Lesley Griffiths AM, Minister for Communities and Tackling Poverty
On 10 December 2014 I informed Members of the publication of Dr Mike Shooter’s independent review of the role and functions of the Children’s Commissioner for Wales. The intention of the review was to consider how Wales can ensure it has a Children's Commissioner whose role is as clear and effective as possible. The recommendations seek to further strengthen the Commissioner's valued position and I thank Dr Shooter for his insight and diligence.
I am keen to ensure the recommendations are considered with great care.
There are 15 recommendations identified as operational matters for the Children’s Commissioner. I have met Professor Sally Holland to discuss these. I am pleased she has responded in an open and positive way to the recommendations and is already taking action on a number of them, with a commitment to consider the remaining recommendations further.

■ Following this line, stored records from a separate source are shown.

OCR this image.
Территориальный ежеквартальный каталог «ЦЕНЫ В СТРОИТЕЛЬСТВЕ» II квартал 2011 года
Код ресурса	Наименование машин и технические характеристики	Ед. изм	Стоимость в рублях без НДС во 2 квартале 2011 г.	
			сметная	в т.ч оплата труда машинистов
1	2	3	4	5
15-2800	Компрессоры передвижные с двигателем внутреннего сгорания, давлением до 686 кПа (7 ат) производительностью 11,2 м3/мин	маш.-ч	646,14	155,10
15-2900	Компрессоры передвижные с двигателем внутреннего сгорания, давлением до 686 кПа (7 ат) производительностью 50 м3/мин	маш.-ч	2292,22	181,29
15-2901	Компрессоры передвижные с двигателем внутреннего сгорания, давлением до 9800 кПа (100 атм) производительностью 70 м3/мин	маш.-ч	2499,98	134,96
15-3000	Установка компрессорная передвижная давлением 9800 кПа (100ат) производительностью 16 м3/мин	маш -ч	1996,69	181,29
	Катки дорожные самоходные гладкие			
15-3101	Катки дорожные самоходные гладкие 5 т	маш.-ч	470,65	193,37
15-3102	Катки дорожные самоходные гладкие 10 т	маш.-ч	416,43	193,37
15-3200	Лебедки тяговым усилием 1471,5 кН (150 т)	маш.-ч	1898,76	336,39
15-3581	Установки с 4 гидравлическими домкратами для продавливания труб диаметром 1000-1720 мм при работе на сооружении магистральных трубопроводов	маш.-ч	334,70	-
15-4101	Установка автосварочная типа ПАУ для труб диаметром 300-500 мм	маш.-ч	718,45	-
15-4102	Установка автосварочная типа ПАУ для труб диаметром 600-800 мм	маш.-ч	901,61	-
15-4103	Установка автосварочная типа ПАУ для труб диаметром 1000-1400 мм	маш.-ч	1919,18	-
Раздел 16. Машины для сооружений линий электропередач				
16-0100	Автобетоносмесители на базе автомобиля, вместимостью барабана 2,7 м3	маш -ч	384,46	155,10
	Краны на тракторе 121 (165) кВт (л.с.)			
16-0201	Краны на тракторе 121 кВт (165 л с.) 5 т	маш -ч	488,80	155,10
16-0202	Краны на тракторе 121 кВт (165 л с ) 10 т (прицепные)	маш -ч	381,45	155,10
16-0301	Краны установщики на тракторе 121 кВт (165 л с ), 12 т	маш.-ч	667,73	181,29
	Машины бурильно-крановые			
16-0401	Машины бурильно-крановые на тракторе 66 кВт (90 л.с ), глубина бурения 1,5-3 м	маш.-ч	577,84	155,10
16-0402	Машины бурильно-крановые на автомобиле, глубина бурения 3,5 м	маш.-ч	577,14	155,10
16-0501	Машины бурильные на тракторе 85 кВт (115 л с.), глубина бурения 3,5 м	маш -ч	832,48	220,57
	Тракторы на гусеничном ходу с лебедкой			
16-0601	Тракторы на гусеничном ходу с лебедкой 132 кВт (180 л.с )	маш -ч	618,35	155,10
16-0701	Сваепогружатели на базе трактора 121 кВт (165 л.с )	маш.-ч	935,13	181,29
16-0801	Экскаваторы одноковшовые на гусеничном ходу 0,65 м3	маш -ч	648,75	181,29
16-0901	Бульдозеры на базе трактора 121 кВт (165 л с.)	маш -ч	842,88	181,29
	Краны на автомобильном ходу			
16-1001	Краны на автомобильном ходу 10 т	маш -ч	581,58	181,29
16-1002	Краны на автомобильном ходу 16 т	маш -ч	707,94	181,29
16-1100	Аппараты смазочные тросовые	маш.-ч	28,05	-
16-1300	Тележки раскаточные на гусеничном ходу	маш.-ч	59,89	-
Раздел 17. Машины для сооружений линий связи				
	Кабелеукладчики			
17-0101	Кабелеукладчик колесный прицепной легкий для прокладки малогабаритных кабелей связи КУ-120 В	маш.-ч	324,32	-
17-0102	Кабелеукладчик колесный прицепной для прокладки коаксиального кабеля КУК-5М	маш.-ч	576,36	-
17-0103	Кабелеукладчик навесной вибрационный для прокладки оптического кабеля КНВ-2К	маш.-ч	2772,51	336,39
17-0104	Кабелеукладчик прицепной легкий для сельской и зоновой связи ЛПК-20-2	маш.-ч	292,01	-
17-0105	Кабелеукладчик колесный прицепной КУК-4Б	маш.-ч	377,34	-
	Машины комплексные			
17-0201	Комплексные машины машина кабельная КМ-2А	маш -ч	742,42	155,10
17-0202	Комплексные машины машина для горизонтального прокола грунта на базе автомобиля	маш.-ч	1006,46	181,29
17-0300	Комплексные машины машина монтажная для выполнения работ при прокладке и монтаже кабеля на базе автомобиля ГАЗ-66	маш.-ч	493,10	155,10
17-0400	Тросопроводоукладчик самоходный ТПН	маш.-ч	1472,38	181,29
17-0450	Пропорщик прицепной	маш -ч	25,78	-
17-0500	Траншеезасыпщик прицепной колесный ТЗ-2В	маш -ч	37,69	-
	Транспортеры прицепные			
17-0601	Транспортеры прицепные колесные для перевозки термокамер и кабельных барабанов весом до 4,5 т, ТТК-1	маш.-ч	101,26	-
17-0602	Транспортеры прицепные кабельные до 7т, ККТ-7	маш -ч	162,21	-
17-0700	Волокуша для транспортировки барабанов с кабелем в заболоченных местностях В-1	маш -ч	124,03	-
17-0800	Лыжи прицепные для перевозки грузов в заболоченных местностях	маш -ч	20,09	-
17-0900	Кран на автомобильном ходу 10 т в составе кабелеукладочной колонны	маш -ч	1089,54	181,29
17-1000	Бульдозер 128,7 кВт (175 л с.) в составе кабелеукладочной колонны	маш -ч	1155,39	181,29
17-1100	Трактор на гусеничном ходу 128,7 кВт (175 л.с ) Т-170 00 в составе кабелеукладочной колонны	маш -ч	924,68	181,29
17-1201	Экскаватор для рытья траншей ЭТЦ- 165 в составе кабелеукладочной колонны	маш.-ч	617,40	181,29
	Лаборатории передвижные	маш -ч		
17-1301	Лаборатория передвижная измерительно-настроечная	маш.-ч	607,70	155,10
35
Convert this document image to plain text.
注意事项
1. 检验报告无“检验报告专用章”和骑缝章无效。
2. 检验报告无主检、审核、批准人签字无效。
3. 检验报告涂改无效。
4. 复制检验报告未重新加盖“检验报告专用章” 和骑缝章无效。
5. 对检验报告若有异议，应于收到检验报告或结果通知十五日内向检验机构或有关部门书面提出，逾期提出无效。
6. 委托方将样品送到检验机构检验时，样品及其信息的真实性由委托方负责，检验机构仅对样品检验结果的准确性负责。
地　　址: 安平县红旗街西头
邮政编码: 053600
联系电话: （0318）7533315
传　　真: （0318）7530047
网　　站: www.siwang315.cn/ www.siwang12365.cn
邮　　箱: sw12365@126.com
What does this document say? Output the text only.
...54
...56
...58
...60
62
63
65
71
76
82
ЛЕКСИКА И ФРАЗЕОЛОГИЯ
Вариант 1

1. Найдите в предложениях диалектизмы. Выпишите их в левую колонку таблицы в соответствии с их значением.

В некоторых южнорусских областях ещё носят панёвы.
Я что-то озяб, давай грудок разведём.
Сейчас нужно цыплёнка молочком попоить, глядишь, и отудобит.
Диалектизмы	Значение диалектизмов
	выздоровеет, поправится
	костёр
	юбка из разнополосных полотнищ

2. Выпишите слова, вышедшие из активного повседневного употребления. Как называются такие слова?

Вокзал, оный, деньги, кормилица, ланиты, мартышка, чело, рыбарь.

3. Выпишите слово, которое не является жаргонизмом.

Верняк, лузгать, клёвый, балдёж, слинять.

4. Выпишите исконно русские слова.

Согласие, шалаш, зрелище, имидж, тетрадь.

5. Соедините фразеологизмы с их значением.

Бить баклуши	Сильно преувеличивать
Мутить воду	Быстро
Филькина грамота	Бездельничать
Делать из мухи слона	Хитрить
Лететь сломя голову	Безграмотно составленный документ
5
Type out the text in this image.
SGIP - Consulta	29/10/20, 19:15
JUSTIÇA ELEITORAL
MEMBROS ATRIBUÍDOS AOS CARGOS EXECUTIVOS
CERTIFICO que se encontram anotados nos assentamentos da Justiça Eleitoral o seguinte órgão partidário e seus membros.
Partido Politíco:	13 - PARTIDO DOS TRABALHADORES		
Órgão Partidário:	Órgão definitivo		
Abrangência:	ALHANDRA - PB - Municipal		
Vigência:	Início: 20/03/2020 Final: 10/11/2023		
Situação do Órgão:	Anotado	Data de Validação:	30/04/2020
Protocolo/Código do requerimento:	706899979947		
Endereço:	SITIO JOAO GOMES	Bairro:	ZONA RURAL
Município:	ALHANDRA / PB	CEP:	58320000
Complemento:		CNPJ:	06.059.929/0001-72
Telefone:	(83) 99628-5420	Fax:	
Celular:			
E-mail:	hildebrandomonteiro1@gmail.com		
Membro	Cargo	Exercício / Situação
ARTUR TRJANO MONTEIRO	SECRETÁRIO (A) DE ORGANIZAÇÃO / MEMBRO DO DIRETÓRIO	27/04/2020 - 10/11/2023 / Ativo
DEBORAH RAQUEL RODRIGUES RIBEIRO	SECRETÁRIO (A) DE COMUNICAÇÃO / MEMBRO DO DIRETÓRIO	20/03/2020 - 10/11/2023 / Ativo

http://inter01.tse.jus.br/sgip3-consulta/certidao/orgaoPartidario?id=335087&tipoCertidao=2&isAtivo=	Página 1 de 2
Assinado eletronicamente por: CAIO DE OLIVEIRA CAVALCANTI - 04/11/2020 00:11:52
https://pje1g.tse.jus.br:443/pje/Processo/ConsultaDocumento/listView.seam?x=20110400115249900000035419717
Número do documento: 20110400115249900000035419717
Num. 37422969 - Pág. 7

There are 2 recommendations concerning scrutiny which are wholly for the National Assembly for Wales and I have written to the Presiding Officer, drawing them to her attention.
Of the recommendations for Government, we are clear after careful reflection, the responsibility for the appointment and funding of the Commissioner should continue to rest with the Welsh Government, whilst the role of scrutiny and accountability rests with the Assembly. Separating these two sets of functions safeguards the effective independence of the Commissioner. The Commissioner is appointed by the First Minister, following fair and open competition which includes a Panel with cross-party representation and young people. The Commissioner, like others in public life, is accountable to the public via the National Assembly’s subject and Public Accounts Committees.
The remaining recommendations need further consideration and a number of these relate to potential legislation. Before committing to new legislation, there is a need to look at whether it is desirable, necessary and practicable. We are conscious of the different roles and powers of the Children’s Commissioner, Older People’s Commissioner, Welsh Language Commissioner and the Future Generations Commissioner, which are specific to their remits, and these should be maintained. We are of the view the Public Services Ombudsman for Wales should not be included as part of our considerations. We would require evidence of the need for a single piece of legislation defining all Commissioners’ roles and purposes, or of the need to amend existing legislation in order to bring greater consistency. Officials have begun work to scope and consider the need for, and implications of, new legislation. However, any new legislation, if considered necessary, would not be possible until the next Assembly term.
Whilst accepting Commissioners’ needs to be adequately resourced to fulfil their role, all bodies in receipt of public funding must be able to evidence value for money. This is all the more pressing given the current financial climate and the need for greater efficiency. We will offer the Commissioners support, advice and encouragement in seeking to maximise joint working, and identify economies in support services and office costs.
There are some recommendations which have already been addressed, such as the involvement of children and young people and Members from all parties in the appointment process for the Children’s Commissioner, the requirement to give up existing posts where there is a perceived conflict of interest and a training strategy to raise awareness of the UNCRC and the Children’s Commissioner amongst professionals who work with children and young people.
The review and its recommendations have allowed for open and honest dialogue with the Children’s Commissioner. I will continue to work with the Commissioner to ensure she is informed and involved in the Government’s work in responding to the recommendations. I will update Members further in due course.